L’Agence internationale de l’énergie (AIE) a examiné ses prévisions sur l’offre de pétrole mondiale, en particulier dans le but prévu des coupes par l’OPEP +, ce qui signifie que sa croissance cette année doublera celle de la demande, qui ralentit avant le climat de guerre commercial.
Dans son rapport mensuel sur le marché pétrolier publié jeudi, l’AIE s’est corrigée, avec 380 000 barils quotidiens supplémentaires, ses estimations sur la production cette année et avec 390 000 d’ici 2026.
Cela signifie qu’en 2025, 1,6 million de barils par jour plus que l’an dernier (104,5 millions au total) seront libérés lorsque la consommation prévue progressera uniquement dans 740 000 barils (jusqu’à 103,9 millions).
En 2026, l’augmentation de la demande sera de 970 000 barils par jour à 105,6 millions, tandis que la demande restera dans 760 000 autres barils, jusqu’à 104,66 millions.

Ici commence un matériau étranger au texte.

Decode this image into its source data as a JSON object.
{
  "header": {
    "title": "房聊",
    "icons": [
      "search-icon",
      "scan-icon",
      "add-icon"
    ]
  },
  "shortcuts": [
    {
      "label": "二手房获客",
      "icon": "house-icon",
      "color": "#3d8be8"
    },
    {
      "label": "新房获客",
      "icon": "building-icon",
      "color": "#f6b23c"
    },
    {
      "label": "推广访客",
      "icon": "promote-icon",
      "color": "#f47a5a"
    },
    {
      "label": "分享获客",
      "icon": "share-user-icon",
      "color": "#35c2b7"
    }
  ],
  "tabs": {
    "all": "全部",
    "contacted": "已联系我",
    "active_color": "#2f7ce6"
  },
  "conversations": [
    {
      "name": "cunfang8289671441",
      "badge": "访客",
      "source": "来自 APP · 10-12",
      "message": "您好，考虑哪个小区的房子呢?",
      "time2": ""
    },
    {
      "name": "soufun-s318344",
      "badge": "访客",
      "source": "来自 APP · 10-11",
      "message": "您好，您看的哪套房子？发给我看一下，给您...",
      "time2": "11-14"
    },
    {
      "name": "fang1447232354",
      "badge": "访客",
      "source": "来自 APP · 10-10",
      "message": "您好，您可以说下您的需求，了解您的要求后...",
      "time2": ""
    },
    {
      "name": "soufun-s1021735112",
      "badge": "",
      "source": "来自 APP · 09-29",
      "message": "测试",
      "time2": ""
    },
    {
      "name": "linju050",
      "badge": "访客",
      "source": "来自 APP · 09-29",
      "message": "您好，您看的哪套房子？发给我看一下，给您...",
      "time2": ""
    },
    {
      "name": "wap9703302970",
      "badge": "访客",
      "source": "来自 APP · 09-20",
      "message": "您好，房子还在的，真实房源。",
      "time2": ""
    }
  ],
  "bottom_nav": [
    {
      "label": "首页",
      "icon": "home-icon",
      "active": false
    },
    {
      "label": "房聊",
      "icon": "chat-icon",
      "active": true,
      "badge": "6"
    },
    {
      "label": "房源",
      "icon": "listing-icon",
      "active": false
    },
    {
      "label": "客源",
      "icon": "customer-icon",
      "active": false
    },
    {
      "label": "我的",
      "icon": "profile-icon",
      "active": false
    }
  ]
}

« Cela prépare le terrain à un nouveau solde des principes fondamentaux de l’offre et de la demande », avertit les auteurs du rapport, dans ce qui semble indiquer que la baisse des prix des dernières semaines ne sera pas un mouvement éphémère.
Le principal élément de l’incertitude qu’ils soulignent est celui qui entoure les sanctions contre trois producteurs importants, la Russie, l’Iran et le Venezuela.
Dans le cas de la Russie, ses pompes ont augmenté de 170 000 barils par jour en avril et ses exportations de 150 000 à 7,6 millions, mais cela n’a pas empêché ses revenus de réduire par l’effondrement du prix du baril à 1130 millions de dollars, jusqu’à 13,2 milliards, le niveau le plus bas depuis juin 2023.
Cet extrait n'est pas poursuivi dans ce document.